Segundo as recuperandas, aproximadamente R$ 650 milhões foram investidos diretamente na implantação da rede óptica, datacenter, centros operacionais e infraestrutura de telecomunicações. A empresa sustenta que o projeto contribuiu para elevar o Piauí aos primeiros lugares nacionais em indicadores de conectividade entre 2022 e 2024.

A partir de 2023, com a posse do governador Rafael Fonteles, a relação entre a concessionária e o Governo do Piauí sofreu uma mudança abrupta e o conflito escalou rapidamente.

Segundo a concessionária, apesar de o contrato ter sido integralmente executado e a rede ter permanecido plenamente operacional durante toda a execução da concessão, o Estado passou a promover retenções massivas das contraprestações mensais previstas contratualmente, comprometendo severamente o fluxo financeiro da operação, tudo arquitetado para tomada da empresa pelo Estado sem pagamento dos investimentos.

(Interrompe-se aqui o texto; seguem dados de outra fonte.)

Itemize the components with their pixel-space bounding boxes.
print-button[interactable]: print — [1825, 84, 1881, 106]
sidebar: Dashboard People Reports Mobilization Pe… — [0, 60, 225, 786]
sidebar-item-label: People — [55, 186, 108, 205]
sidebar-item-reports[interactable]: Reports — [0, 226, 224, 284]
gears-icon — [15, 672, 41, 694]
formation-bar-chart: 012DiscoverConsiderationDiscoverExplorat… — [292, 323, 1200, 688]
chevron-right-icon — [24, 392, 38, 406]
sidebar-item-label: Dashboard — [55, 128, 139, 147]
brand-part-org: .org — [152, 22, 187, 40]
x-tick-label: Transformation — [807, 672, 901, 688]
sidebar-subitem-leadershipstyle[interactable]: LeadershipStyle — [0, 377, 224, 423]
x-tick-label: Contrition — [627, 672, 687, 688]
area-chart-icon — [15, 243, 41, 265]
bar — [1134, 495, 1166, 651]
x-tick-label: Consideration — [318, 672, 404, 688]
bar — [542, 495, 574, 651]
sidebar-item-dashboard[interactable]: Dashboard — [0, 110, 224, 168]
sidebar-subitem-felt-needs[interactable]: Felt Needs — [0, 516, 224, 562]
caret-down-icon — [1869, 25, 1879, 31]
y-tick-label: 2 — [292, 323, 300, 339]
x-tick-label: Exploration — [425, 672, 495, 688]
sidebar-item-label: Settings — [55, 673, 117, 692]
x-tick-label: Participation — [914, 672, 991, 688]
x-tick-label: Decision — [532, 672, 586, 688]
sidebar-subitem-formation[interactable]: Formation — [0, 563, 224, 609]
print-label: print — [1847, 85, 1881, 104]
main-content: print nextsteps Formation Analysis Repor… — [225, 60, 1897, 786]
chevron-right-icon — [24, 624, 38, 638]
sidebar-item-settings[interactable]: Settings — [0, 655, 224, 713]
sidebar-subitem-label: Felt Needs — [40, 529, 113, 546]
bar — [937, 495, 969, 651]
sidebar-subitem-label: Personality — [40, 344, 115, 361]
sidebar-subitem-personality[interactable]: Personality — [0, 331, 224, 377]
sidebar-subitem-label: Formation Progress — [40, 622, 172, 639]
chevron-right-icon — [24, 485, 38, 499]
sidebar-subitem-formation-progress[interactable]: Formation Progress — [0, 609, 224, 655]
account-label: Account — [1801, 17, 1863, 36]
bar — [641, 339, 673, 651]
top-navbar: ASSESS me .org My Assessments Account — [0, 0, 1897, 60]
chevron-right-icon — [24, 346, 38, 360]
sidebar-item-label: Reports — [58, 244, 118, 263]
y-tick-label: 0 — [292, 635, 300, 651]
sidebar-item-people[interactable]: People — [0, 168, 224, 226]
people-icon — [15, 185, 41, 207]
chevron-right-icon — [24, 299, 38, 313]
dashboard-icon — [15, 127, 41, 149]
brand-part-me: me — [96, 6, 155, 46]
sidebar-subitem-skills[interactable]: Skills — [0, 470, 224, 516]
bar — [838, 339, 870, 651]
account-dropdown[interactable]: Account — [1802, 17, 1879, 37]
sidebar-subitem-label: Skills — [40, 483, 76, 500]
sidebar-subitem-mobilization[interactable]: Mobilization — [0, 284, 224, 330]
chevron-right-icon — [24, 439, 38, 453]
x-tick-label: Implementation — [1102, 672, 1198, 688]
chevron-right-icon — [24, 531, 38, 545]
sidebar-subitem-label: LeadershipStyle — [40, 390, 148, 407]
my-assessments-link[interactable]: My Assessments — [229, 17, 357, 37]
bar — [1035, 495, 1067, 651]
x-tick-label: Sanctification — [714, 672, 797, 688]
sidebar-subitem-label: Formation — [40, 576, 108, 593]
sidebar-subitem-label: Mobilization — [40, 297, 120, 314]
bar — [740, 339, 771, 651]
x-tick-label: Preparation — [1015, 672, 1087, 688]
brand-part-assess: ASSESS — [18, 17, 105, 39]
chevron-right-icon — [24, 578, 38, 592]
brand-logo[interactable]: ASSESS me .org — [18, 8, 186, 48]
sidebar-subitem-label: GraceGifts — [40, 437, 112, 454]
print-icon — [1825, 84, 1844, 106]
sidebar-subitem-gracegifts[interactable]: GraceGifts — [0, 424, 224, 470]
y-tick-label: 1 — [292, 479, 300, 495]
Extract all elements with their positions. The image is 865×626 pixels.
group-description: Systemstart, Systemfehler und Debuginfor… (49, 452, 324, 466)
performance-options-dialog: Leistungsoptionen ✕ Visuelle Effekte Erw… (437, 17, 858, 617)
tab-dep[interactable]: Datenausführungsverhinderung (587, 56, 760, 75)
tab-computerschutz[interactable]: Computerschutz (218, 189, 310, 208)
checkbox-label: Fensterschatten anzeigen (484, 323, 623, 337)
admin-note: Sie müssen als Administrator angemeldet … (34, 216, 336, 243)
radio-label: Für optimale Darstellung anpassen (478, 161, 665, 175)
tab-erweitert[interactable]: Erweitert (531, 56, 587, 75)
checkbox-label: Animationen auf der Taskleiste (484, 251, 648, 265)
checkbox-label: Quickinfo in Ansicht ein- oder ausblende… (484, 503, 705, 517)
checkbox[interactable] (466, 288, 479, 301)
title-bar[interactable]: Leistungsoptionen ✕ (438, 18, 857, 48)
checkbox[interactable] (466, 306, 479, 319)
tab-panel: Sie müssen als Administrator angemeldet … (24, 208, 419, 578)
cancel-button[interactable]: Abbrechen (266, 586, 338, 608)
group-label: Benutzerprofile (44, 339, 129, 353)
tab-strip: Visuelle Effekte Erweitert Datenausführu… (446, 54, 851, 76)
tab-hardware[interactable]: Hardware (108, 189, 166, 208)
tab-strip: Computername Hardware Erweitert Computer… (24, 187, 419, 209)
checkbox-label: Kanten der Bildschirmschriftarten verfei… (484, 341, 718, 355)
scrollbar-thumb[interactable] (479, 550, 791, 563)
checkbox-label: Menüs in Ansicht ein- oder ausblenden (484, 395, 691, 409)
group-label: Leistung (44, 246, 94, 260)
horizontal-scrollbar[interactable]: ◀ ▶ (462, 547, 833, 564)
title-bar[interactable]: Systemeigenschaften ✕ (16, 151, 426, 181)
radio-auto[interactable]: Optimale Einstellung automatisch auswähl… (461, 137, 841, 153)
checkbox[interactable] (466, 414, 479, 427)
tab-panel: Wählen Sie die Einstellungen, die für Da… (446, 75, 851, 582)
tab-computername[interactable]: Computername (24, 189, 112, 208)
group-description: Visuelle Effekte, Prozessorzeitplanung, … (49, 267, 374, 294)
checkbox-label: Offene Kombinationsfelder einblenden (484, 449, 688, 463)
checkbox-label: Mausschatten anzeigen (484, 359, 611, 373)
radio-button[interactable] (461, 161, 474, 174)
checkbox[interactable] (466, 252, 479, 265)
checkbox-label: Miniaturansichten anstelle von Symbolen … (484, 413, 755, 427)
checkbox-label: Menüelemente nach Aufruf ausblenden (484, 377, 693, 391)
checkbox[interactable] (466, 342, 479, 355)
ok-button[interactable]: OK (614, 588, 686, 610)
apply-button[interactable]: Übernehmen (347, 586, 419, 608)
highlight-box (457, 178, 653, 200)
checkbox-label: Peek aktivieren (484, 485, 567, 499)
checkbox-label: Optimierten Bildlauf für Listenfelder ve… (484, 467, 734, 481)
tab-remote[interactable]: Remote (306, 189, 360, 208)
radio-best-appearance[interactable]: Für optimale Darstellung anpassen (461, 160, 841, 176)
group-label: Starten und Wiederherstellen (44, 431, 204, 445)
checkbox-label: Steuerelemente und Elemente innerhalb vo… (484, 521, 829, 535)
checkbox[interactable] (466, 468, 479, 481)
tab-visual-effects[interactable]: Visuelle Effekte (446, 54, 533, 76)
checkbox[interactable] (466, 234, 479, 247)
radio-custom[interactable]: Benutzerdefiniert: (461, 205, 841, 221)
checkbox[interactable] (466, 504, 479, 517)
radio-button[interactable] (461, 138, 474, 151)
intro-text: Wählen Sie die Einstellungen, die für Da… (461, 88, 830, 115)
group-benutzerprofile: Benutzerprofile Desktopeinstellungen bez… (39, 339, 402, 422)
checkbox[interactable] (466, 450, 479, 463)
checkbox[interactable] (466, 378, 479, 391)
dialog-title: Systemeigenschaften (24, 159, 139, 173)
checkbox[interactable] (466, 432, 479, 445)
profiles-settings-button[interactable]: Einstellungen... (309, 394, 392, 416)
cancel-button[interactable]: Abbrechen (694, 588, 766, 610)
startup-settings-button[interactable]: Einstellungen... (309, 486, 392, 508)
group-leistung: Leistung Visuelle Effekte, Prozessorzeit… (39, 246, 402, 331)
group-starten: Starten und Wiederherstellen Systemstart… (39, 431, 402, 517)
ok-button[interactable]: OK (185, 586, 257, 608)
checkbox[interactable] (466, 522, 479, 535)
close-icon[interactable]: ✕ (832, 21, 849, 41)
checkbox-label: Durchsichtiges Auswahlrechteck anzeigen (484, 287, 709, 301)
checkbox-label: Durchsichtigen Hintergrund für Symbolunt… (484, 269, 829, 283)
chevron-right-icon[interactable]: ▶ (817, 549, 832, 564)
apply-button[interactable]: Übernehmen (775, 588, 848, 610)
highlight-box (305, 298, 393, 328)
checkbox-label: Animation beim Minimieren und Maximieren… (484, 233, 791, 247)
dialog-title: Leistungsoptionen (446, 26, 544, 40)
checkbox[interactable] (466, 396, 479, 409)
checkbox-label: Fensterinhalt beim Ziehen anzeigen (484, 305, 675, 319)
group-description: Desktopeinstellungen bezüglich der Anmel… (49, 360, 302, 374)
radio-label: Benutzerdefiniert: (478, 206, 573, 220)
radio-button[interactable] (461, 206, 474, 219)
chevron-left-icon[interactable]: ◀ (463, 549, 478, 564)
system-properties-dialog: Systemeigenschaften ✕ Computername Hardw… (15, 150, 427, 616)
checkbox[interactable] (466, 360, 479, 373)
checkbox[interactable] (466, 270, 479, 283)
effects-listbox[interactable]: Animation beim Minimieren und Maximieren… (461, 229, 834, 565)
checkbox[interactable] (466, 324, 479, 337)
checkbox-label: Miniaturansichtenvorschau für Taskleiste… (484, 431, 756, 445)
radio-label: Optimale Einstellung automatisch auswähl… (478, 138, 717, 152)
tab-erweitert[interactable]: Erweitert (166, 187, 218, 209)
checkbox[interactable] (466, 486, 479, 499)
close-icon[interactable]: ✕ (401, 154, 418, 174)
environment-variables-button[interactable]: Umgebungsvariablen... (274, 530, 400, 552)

Na sequência, sucederam-se auditorias técnicas, instauração de processos sancionatórios, decretação de intervenção estatal e, posteriormente, a caducidade da concessão. Além do conflito com o Governo do Piauí, o Grupo HPAR obteve a negativa do Banco do Brasil em pagar a garantia prestada, em que pese já ter ganho a arbitragem na Câmara Brasil Canadá. Segundo as recuperandas, a não liberação dessas garantias agravou significativamente o cenário de crise financeira das empresas.